International medical technology giant Covidien plc’s first-quarter fiscal 2012 adjusted earnings per share (from continuing operation) of $1.13 outpaced the Zacks Consensus Estimate of $1.03 and exceeded the year-ago earnings of 95 cents. Adjusted earnings exclude one-time items such as restructuring and legal charges as well as costs related to the spin off of the company’s Pharmaceuticals division.
Net income (from continuing operation) for the quarter surged roughly 14% year over year to $494 million (or $1.02 a share) on the back of higher sales from the Ireland-based company’s core Medical Devices business.
Net sales for the quarter rose 5% year over year to $2,898 million, modestly below the Zacks Consensus Estimate of $2,909 million. Foreign exchange movements had no impact on the growth. Geographically, revenues in the U.S. and international markets rose 4% and 5%, respectively, to $1,593 million and $1,305 million, respectively.
Revenues from the larger Medical Devices unit climbed 6% year over year to $1.98 billion, paced by double-digit growth across Vascular and Energy Devices product-lines with new products and higher volume contributing to the growth.

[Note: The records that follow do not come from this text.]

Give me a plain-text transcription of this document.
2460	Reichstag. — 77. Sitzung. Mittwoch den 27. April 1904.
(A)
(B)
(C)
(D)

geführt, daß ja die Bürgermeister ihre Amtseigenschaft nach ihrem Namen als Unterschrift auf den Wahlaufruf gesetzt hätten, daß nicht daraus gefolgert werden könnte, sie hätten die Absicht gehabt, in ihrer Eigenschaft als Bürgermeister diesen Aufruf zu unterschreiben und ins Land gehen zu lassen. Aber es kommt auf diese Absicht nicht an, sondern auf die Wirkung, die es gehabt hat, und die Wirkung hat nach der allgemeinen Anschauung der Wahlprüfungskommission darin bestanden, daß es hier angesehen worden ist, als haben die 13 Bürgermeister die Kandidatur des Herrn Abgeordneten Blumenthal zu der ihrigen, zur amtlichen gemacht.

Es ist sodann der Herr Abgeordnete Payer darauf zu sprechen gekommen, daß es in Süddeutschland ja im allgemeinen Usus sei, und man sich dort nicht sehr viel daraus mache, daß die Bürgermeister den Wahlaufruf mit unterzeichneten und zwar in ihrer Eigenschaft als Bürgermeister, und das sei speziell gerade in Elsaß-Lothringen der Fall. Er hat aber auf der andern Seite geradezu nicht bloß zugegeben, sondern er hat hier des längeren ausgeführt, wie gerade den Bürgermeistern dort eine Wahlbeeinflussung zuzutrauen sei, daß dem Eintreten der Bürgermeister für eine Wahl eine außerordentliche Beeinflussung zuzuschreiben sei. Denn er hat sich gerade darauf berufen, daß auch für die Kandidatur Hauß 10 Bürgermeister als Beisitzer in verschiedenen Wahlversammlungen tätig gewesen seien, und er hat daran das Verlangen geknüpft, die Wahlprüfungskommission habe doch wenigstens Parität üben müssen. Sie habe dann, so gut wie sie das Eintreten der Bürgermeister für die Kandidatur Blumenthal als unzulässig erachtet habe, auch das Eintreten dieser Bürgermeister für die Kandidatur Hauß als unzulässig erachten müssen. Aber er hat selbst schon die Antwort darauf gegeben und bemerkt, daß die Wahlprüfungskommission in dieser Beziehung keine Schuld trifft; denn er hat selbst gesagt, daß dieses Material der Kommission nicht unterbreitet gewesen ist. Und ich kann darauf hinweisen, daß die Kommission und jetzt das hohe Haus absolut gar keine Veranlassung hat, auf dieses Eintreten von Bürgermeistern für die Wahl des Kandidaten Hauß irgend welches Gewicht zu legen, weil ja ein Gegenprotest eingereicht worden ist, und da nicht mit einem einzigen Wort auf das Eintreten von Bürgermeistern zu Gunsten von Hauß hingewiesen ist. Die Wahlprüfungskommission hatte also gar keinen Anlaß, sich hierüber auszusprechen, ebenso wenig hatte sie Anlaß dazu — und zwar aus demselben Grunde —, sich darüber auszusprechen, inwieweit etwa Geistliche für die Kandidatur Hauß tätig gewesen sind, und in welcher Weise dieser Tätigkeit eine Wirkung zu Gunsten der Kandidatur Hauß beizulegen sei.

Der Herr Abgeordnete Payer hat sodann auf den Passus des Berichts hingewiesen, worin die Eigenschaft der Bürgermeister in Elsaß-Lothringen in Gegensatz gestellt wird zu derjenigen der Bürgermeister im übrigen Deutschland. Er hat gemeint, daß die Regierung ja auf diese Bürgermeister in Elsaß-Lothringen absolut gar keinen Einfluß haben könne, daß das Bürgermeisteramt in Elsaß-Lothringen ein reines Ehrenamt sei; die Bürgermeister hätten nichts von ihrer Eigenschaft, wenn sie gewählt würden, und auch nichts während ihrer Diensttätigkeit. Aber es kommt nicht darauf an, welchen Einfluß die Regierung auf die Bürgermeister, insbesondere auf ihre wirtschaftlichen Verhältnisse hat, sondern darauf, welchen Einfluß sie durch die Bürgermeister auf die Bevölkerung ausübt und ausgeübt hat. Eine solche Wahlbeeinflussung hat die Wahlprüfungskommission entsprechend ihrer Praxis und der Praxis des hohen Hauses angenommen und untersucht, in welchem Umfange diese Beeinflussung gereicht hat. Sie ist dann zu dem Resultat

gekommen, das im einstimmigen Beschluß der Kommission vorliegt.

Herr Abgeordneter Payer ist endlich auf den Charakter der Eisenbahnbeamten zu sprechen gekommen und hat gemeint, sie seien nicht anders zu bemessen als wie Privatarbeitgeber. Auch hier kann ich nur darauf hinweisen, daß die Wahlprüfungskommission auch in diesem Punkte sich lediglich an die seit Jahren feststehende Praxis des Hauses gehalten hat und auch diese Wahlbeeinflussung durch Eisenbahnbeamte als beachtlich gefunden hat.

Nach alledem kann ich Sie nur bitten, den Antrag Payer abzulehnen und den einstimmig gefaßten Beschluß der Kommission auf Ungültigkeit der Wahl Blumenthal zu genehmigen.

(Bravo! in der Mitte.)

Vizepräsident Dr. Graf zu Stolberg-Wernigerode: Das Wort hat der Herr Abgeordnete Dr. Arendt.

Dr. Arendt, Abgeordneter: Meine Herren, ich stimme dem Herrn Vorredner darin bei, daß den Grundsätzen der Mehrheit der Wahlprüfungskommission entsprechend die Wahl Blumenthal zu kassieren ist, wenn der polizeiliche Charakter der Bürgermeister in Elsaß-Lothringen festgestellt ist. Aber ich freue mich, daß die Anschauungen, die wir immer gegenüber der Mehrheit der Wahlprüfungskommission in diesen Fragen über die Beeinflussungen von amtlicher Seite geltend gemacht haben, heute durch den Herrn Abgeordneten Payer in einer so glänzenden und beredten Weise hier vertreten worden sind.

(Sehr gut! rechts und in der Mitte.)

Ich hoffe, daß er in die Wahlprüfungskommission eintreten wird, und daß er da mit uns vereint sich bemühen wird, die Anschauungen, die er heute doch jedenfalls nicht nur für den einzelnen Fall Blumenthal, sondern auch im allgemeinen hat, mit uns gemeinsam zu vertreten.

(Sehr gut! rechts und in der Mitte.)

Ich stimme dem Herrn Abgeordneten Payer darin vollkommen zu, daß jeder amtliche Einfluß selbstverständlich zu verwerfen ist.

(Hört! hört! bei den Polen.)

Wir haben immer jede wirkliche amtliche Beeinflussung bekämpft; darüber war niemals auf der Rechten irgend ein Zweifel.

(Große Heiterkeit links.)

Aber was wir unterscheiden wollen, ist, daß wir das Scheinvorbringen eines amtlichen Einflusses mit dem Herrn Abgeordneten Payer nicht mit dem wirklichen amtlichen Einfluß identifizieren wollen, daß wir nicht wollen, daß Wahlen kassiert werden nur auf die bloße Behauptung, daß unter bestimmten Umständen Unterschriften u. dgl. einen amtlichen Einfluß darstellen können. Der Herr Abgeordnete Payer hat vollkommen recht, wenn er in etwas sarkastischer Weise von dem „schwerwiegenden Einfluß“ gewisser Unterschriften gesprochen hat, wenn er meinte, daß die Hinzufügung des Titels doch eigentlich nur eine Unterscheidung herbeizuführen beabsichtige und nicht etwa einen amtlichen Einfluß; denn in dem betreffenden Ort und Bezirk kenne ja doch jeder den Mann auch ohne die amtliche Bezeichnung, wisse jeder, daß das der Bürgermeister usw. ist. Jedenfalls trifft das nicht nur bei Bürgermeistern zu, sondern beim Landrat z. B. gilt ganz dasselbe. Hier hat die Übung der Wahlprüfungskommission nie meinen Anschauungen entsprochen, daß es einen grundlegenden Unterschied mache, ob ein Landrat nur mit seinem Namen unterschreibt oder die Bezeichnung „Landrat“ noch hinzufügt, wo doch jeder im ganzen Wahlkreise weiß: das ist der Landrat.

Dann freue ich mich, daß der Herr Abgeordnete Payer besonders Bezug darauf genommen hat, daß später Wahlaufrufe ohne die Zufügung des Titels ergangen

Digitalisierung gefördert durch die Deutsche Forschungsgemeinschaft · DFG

Within medical devices, Endomechanical Instruments revenues inched up 2% to $581 million, helped by stapling products (including Tri-Staple). Revenues from Energy Devices soared 19% to $321 million, boosted by strong vessel sealing sales. Soft Tissue Repair products sales edged down 1% to $218 million as growth in the suture business was more than masked by lower mesh and fixation and sales.
Oximetry and Monitoring sales crept up 1% to $207 million, driven by higher sales of monitors. Airway and Ventilation products sales dipped 3% to $181 million as increase in airway product revenues were neutralized by lower ventilator sales.
Vascular business had another strong quarter with revenues spiking 17% to $387 million, spurred by double-digit growth of venous insufficiency and neurovascular products.
Revenues from Covidien’s Pharmaceuticals division rose 4% to $490 million. The growth was primarily fueled by strong gains in the Active Pharmaceutical Ingredients business.
Within Pharmaceuticals, Specialty Pharmaceuticals revenues edged up 2% to $134 million, helped by favorable generic pricing and higher sales of branded products.
Active Pharmaceutical Ingredients revenues soared 21% to $102 million, buoyed by strong narcotics sales. Radiopharmaceuticals sales clipped 3% to $109 million as higher generator sales was more than offset by the declines in thallium and other products revenues. Contrast Products revenue edged up 1% to $145 million, backed by higher international sales.
Covidien, in late 2011, unveiled its plans to spin off its Pharmaceuticals business into a stand alone public company. The spin-off, which has been contemplated for years, is subject to regulatory clearances, final approval of the company’s Board and other closing conditions and is expected to take up to 18 months to complete.
Revenues from Covidien’s Medical Supplies segment were essentially flat year over year at $424 million as higher sales of medical surgical and nursing care products were offset by lower revenues from SharpSafety and OEM products.
Margins and Expenses
Gross margin improved to 58.7% from 56.7% a year-ago. On an adjusted basis, gross margin increased to 58.8% from 57.6% a year-ago owing to lower manufacturing costs, favorable mix, synergies from restructuring programs and favorable foreign exchange swings. Adjusted operating margin increased to 24.3% from 22.2% a year ago.
Selling, general and administrative expenses increased roughly 5% year over year on account of higher legal charges and investment on growth initiatives. Research and development expense spurted 21% year over year in the quarter.
Guidance and Recommendation
Based on a strong dollar and its first quarter sales growth, Covidien now envisages net sales for fiscal 2012 to leap 1%-3% year over year compared with its earlier guidance of 3%-5%. Moreover, the company now anticipates revenues from Medical Devices to grow 2%-5% year over year (versus its prior view of 4%-7%) in fiscal 2012.
The company has revised its growth forecast for the Pharmaceuticals segment to 1%-4% from 2%-5%. Revenues from the Medical Supplies division are now expected to be down 2% to flat year over year (versus flat year over year, earlier) in fiscal 2012.
However, adjusted (excluding one-time items) operating margin forecast for fiscal 2012 remains in the band of 22%-23%. Free cash flow is still projected to exceed $1.9 billion in fiscal 2012. The company’s guidance for the effective tax rate for the year remains between 17% and 18%.
Covidien is a leading global health care products company with a rich history of developing high-quality products in a cost-effective manner. It competes with Johnson & Johnson (JNJ - Analyst Report) , Becton Dickinson (BDX - Analyst Report) and C.R. Bard (BCR - Analyst Report) , among others.
Covidien remains committed to rolling out new products and technologies, focusing on emerging markets, and boosting market share in core segments through investments in sales and marketing infrastructure. However, sustained pricing/procedure volume pressure represents headwind. We are currently Neutral on the stock, supported by a short-term Zacks #3 Rank (Hold).